I bought one gallon rhizomes from Lacy Creek last year, and then bought 1/2 gallon rhizomes this year. I also bought 3" plugs last year in mid summer when on sale from Santa Rosa Gardens in Florida.

The gallon rhizomes sent up about 5 shoots the first year. The half gallon shoots only sent up one or two shoots the first year. The 3" pots believe it or not outproduced these in year two when watered in the garden, but when sparsely watered in the field, they didn't produce well and nearly died. The rhizomes did ok when sparsely watered in the field.

This picture is the 3" pots watered in the garden. The second year they produced 15 shoots and are 7 feet tall in mid July.

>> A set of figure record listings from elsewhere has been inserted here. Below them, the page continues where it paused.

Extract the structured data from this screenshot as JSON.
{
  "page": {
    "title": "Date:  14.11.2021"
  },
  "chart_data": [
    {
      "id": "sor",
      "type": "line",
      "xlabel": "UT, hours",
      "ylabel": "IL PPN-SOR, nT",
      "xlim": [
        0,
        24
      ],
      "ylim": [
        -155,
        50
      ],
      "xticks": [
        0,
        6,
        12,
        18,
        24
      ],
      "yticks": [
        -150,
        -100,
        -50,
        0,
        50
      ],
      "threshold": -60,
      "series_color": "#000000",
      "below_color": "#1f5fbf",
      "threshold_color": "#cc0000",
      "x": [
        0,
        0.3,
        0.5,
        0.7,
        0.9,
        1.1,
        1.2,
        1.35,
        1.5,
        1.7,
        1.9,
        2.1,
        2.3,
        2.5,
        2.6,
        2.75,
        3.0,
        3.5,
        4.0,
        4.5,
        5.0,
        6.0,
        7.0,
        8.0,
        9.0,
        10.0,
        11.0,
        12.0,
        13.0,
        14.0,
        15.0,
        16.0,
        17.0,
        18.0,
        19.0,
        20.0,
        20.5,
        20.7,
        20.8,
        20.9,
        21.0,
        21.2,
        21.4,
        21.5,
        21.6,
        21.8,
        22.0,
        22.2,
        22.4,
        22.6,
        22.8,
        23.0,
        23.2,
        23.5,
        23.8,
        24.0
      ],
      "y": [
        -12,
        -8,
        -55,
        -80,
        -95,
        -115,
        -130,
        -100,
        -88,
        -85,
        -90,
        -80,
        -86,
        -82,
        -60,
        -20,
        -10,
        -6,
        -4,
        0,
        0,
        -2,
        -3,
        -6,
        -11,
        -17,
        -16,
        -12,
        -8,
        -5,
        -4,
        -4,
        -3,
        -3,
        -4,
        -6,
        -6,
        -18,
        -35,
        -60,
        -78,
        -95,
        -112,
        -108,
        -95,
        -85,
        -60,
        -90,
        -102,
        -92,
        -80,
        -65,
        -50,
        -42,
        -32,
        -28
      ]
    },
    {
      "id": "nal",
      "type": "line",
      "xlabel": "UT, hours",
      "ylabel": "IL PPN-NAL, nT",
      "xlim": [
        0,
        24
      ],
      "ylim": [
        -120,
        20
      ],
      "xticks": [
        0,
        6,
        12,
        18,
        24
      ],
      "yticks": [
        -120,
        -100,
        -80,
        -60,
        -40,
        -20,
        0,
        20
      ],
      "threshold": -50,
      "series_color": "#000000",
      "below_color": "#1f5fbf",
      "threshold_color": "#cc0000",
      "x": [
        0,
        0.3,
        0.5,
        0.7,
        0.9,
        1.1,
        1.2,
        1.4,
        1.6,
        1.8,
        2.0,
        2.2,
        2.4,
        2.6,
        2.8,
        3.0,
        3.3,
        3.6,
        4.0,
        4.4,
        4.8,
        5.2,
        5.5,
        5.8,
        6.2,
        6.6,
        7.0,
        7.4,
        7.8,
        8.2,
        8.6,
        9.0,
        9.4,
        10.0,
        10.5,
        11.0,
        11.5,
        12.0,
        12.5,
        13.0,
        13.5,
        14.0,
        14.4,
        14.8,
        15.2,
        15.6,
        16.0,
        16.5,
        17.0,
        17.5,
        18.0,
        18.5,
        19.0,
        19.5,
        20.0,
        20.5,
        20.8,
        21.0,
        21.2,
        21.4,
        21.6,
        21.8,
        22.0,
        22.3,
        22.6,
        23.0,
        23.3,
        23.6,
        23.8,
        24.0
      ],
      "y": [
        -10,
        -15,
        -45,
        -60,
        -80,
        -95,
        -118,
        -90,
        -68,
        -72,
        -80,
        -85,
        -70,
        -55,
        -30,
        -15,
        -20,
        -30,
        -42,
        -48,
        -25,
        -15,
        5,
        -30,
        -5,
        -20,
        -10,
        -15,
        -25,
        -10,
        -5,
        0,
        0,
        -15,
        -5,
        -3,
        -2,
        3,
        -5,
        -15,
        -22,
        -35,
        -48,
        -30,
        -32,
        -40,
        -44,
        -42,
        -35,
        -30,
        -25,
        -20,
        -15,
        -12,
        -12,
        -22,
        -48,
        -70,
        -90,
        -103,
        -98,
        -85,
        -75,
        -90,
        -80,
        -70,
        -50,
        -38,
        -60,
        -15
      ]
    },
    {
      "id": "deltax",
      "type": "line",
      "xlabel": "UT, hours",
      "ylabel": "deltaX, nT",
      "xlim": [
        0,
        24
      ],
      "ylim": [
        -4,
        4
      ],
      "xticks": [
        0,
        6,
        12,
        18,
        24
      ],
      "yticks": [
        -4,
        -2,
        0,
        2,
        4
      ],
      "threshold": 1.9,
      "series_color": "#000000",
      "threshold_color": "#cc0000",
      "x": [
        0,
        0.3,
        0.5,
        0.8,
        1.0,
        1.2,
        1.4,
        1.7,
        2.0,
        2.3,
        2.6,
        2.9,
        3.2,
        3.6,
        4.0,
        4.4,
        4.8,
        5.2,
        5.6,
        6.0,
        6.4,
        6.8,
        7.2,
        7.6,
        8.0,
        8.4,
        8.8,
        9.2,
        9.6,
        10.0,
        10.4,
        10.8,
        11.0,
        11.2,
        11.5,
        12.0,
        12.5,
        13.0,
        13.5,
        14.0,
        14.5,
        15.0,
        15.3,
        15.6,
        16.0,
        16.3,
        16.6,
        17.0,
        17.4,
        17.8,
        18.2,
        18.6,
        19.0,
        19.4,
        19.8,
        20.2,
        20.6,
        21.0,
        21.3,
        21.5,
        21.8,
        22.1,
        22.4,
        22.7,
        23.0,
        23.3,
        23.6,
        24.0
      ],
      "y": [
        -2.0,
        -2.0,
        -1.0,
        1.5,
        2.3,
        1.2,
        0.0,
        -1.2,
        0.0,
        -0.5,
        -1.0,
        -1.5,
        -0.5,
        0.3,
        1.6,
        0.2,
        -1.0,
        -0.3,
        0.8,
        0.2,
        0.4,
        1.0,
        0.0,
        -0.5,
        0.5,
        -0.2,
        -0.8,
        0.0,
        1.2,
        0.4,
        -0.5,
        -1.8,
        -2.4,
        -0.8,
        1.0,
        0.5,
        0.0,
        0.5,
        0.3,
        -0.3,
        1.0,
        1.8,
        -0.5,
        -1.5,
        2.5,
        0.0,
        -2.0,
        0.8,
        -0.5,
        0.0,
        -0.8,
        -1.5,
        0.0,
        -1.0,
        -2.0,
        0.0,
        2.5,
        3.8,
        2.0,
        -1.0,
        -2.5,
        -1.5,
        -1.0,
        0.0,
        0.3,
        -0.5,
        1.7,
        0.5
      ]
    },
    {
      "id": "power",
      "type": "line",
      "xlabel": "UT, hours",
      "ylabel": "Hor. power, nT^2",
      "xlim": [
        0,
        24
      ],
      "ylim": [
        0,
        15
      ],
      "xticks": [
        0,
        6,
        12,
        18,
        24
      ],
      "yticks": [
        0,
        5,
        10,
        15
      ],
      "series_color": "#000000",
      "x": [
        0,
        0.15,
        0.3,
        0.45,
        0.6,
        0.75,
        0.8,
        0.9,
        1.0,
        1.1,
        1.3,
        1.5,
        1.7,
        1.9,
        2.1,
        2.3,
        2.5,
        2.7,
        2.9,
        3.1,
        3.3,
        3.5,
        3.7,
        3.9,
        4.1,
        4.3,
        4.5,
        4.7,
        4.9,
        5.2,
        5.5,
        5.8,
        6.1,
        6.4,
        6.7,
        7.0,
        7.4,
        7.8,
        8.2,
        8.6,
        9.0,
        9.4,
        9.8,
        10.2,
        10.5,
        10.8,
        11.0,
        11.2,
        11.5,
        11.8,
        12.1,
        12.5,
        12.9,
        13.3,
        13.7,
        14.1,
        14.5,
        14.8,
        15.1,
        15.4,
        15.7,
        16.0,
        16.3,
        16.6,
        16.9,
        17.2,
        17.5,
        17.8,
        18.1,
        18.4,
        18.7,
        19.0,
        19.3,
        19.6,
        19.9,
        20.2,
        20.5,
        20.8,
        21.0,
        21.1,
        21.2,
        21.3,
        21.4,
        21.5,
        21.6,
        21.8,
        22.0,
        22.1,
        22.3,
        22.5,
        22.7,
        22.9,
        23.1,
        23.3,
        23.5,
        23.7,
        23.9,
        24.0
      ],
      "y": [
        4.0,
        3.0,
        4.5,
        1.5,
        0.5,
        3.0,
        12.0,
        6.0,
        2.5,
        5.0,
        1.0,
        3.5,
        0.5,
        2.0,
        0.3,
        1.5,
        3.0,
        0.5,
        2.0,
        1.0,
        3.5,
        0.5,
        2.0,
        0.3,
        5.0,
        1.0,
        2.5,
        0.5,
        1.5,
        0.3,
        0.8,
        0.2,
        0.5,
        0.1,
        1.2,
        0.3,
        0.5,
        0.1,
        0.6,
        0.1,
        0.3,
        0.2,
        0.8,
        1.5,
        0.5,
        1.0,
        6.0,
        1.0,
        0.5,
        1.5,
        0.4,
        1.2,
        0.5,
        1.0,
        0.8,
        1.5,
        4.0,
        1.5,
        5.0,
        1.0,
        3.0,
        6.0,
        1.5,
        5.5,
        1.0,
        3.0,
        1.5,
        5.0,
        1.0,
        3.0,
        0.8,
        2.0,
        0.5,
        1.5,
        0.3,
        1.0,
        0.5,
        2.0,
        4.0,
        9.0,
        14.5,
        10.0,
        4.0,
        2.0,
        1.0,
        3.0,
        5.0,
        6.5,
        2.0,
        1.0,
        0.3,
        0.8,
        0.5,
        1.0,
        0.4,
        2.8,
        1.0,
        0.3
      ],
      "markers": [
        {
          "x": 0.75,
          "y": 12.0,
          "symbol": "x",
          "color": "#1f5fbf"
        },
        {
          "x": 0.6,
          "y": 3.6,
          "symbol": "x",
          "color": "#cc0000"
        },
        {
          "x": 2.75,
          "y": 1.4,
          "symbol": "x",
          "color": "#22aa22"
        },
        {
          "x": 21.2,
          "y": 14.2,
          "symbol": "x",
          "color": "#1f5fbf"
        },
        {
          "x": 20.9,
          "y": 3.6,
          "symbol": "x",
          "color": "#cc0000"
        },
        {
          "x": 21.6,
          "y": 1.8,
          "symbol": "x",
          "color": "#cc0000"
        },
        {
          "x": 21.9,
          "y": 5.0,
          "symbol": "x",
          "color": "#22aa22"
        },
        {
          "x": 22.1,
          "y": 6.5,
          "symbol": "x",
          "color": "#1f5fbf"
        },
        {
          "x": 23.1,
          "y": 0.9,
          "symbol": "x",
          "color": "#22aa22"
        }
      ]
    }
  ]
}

These were the gallon rhizomes from Lacy Creek in the garden:


----------



## StevenJ (Feb 11, 2009)

Michigan State is growing some giant miscanthus on the east side of campus at Hagadorn and Hannah roads. that makes a nice screen.


----------



## HD69 (Apr 20, 2012)

Thanks 4 the pics SJ I wish I could water them a couple times a week but I planted them at my hunting property that is hour and half from where I live. I have watered them a couple times when i've been up workn on food plots. They seem 2 be holding there own but I was'nt really sure what 2 expect. They're about 2 to 3 ft tall mainly single shoots some have 2 or 3. Some of them never came up at all, could of been operator error on the planting!! I plan on filling in the gaps and maybe triangulating 2 make the screen more of a wall. This little bit of rain we got will help but man we sure could use some more!!!!


----------